Conklin made Tuohy comfortable in Interview 1, while I went out to the observation room behind the glass and watched with Jacobi as Conklin questioned our person of interest.

He started off with softball questions, then mixed in the harder ones—pitching them right across the plate.

Tuohy stuck to his story; he had not killed Carly Myers and didn’t know who had. He hadn’t seen anyone go into her room. Furthermore, he’d never heard of Susan Jones or Adele Saran. He scrutinized their photos and said he didn’t recognize either of them.

I didn’t see a tell. I didn’t smell a lie. But men who ran no-tell motels were streetwise and cop-wary. They made deals with their guests, sex in exchange for drugs or a free overnight. Lies came easy to them.

Conklin joined us behind the glass, and Jacobi took his place in the interrogation room. Jacobi was a pro who’d spent most of his career in a squad car, and much of that time in the Tenderloin. Some of that time I’d been sitting next to him in the car. He was tough.

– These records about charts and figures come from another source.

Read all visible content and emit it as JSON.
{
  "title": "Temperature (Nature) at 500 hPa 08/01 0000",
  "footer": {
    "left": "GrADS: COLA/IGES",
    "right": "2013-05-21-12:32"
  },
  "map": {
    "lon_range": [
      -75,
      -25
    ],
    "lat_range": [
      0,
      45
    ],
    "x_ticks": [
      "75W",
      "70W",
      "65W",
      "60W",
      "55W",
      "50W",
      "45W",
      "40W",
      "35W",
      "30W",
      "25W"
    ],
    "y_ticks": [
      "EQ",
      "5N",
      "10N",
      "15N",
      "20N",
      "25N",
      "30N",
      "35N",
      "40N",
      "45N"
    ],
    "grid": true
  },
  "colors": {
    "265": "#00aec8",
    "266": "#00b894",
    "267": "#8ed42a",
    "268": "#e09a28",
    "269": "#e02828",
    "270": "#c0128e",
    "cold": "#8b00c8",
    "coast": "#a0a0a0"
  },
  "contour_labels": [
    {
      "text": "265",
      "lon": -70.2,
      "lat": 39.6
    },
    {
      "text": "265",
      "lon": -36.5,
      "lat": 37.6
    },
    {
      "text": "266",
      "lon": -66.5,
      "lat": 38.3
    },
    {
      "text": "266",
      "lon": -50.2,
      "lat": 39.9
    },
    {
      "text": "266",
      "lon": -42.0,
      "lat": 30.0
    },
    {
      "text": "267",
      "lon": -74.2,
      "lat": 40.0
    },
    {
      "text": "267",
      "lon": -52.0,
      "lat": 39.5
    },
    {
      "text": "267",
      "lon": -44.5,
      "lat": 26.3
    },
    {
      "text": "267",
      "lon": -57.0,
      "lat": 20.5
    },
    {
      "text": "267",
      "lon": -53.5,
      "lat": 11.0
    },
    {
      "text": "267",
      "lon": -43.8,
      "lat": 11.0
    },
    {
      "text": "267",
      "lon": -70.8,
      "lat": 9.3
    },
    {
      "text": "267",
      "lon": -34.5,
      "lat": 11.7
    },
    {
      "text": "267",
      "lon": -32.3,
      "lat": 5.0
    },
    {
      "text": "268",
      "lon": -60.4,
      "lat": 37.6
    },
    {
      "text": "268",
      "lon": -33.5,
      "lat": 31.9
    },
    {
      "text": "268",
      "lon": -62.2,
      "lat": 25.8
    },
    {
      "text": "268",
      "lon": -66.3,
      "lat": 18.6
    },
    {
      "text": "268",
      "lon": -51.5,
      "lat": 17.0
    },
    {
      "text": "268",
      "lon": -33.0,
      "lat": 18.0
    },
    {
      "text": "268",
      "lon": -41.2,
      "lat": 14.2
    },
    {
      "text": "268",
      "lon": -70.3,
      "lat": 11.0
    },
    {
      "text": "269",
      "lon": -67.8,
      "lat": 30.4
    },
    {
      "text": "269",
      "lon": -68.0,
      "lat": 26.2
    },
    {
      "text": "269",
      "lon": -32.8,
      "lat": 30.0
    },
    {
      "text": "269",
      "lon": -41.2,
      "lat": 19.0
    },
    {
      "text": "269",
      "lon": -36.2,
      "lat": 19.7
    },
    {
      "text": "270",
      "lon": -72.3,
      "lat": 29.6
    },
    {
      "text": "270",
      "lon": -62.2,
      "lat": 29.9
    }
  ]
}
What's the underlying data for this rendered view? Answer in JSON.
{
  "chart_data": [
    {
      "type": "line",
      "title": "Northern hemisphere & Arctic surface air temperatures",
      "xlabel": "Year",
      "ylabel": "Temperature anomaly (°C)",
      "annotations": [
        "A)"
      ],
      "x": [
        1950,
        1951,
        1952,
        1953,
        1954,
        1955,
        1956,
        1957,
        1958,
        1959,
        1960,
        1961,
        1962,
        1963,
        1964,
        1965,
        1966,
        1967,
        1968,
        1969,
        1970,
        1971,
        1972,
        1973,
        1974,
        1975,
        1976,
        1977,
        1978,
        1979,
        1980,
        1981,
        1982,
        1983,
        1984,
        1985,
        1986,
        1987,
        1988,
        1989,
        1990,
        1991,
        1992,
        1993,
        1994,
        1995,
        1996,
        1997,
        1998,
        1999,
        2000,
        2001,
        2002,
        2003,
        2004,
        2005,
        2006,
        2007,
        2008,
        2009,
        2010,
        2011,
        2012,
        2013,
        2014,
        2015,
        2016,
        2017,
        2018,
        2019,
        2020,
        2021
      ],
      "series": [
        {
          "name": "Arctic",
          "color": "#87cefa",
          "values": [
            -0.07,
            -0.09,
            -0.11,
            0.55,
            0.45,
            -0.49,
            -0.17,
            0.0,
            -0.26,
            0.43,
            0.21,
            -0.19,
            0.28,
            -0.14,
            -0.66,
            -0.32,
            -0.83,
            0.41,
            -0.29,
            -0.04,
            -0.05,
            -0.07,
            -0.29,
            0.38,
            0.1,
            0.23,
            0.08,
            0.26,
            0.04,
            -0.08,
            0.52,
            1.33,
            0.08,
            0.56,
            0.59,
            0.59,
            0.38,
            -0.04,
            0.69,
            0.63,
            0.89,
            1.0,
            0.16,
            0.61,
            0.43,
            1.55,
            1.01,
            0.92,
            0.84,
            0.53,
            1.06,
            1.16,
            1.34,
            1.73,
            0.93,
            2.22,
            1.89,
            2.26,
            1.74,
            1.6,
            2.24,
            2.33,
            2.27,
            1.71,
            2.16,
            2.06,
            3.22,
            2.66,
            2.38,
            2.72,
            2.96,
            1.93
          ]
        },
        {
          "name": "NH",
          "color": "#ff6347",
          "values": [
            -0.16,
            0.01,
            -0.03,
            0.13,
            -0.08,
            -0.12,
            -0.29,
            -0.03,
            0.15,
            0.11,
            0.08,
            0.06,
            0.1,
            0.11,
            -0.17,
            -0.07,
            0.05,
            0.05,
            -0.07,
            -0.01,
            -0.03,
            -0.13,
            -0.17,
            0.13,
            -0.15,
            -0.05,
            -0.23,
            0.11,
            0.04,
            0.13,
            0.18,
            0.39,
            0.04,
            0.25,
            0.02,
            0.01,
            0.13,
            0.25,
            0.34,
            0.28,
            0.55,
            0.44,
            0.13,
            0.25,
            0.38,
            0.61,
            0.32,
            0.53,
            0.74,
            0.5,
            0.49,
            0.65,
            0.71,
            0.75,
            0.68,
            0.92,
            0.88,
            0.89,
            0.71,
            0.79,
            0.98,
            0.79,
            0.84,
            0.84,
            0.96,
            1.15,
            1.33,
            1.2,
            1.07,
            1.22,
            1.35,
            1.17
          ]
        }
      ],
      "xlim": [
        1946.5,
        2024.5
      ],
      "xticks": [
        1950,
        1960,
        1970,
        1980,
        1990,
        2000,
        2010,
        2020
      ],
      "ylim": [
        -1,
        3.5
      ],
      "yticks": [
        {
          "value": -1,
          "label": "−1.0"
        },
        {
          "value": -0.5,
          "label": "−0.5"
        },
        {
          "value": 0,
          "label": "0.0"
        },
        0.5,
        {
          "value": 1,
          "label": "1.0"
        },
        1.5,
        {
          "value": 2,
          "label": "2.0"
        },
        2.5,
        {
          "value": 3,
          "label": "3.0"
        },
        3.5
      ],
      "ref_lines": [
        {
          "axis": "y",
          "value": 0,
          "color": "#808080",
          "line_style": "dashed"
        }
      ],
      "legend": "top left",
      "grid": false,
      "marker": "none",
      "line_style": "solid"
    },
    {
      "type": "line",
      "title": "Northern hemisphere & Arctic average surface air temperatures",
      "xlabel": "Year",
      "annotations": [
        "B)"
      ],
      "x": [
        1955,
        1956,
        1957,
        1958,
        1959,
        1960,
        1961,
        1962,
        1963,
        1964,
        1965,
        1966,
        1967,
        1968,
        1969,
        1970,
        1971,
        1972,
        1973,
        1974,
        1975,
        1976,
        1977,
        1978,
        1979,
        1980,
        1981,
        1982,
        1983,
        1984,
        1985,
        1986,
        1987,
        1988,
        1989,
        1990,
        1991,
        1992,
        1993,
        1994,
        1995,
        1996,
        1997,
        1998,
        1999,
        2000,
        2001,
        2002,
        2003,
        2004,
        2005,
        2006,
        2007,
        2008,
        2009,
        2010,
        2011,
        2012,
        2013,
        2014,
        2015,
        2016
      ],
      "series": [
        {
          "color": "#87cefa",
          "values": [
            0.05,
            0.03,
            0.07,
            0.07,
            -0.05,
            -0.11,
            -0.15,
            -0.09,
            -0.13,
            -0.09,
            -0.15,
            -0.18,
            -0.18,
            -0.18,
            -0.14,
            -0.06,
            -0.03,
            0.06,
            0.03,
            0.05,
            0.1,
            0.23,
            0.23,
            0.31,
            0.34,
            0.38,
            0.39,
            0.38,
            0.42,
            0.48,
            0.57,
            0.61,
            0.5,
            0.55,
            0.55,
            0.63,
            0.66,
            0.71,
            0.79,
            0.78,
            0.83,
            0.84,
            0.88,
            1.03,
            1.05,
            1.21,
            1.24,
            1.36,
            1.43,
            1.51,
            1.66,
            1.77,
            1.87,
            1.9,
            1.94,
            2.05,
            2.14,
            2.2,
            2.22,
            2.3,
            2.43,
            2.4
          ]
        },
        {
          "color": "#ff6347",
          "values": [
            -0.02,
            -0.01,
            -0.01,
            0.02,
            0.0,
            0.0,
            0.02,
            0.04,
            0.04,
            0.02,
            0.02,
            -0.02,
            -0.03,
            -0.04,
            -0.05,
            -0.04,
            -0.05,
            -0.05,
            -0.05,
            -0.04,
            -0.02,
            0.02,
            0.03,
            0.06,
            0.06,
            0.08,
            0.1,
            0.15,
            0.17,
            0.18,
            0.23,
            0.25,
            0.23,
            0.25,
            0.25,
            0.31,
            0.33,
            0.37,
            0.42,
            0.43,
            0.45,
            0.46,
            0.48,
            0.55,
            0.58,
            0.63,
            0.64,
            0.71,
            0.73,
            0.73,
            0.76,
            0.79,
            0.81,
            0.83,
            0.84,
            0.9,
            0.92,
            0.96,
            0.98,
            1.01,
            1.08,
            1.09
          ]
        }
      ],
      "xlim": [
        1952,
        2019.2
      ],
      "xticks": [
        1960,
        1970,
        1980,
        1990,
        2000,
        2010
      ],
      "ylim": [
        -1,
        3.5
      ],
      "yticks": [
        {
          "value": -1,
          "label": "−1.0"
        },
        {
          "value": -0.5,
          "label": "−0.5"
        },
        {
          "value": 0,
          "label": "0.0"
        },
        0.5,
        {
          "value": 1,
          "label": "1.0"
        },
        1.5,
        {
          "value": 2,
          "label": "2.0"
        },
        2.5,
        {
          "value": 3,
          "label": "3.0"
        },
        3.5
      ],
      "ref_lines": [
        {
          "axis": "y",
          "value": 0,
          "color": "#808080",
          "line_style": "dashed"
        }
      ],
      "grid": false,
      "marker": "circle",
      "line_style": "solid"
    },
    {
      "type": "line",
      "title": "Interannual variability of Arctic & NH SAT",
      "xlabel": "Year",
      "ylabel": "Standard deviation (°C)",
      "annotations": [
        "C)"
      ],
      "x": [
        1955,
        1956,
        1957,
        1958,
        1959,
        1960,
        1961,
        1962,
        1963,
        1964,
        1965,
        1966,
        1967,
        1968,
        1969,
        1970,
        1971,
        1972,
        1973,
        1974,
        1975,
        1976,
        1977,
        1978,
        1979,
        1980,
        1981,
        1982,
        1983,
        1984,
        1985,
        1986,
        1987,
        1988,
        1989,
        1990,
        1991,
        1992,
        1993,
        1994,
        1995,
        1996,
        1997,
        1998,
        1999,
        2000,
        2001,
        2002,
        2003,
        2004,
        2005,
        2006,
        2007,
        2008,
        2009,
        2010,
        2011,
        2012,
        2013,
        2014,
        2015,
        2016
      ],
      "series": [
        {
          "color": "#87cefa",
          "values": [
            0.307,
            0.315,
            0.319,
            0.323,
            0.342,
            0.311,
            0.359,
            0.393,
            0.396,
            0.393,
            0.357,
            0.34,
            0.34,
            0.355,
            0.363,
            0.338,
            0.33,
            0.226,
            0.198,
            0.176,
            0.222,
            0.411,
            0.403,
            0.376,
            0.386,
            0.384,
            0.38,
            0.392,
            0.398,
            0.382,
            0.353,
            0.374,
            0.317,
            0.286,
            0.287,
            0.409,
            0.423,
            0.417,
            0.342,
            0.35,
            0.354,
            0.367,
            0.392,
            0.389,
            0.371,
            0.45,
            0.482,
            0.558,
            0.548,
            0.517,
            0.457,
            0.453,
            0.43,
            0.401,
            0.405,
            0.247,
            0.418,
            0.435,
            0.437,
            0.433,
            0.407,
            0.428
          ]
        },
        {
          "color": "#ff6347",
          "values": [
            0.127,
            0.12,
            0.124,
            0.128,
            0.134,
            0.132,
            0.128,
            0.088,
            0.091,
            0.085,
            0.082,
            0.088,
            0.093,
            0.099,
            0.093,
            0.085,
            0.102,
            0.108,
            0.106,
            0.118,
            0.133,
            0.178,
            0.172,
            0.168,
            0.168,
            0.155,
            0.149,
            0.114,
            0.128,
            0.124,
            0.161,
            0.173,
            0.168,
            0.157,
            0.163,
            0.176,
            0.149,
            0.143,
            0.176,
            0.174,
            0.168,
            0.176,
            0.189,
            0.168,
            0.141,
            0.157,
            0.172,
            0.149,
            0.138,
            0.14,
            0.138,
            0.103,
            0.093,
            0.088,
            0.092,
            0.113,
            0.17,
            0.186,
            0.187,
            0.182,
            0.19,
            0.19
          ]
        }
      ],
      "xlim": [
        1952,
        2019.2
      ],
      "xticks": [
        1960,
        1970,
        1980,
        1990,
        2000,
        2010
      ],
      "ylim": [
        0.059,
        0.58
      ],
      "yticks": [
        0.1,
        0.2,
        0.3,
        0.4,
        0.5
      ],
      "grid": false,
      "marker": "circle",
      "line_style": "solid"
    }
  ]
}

At this time, Jacobi was just over fifty, and any sympathy he may once have had for down-and-out psychos had disappeared.

Jacobi took a turn at Tuohy, with one new result.

Tuohy now remembered that he might have seen a man standing in the parking lot when Carly checked in. He only saw the guy from the back. Tuohy said he was big, with square shoulders. He didn’t remember seeing him before. He wondered now if Carly had freelanced this date.

A big man, seen from behind. Christ.

Was he throwing Jacobi a bone so we would let him out of the box?

Jacobi asked Tuohy, “Did you see his vehicle?”

“No.”

“What was he wearing?”

“Fuck if I know.”

“I want to clear you, Mr. Tuohy. I need your prints, et cetera.”

Tuohy sighed, nodded.

Jacobi got up from the table and left the room.

Chapter 25

Two hours after bringing Tuohy in to Southern Station’s Homicide Division, we had his statement, a ten-card of fingerprints that matched his prints already in the system, a cheek swab, and a bite impression.

He had also submitted to Conklin taking photos of his naked arms and upper torso. His body was clean, but Tuohy wasn’t happy.

I thought he might bite me.

I assigned a uniform to drive the motel troll home and stashed all the physical evidence we’d collected from him into the overnight pouch for the forensics lab.

There was takeout Italian dinner in a bag on Jacobi’s desk when Conklin and I went in to tell him good night.

I asked my boss and former partner, “What do you think?”

“I’m not convinced either way,” said Jacobi. “He had means and opportunity, and if he’s a psycho, opportunity could’ve been his motive. He knew the girl. She could have let him into the room. They got into something. He killed her. But that’s ‘what if,’ Boxer. Pure speculation. Until Washburn and Clapper weigh in, I’m not putting down any bets.”

Which meant he wasn’t going to ask the DA to get an arrest warrant, or search warrants for Tuohy’s domicile, office, and car. There was no probable cause. We were lucky to get exclusionary prints and DNA.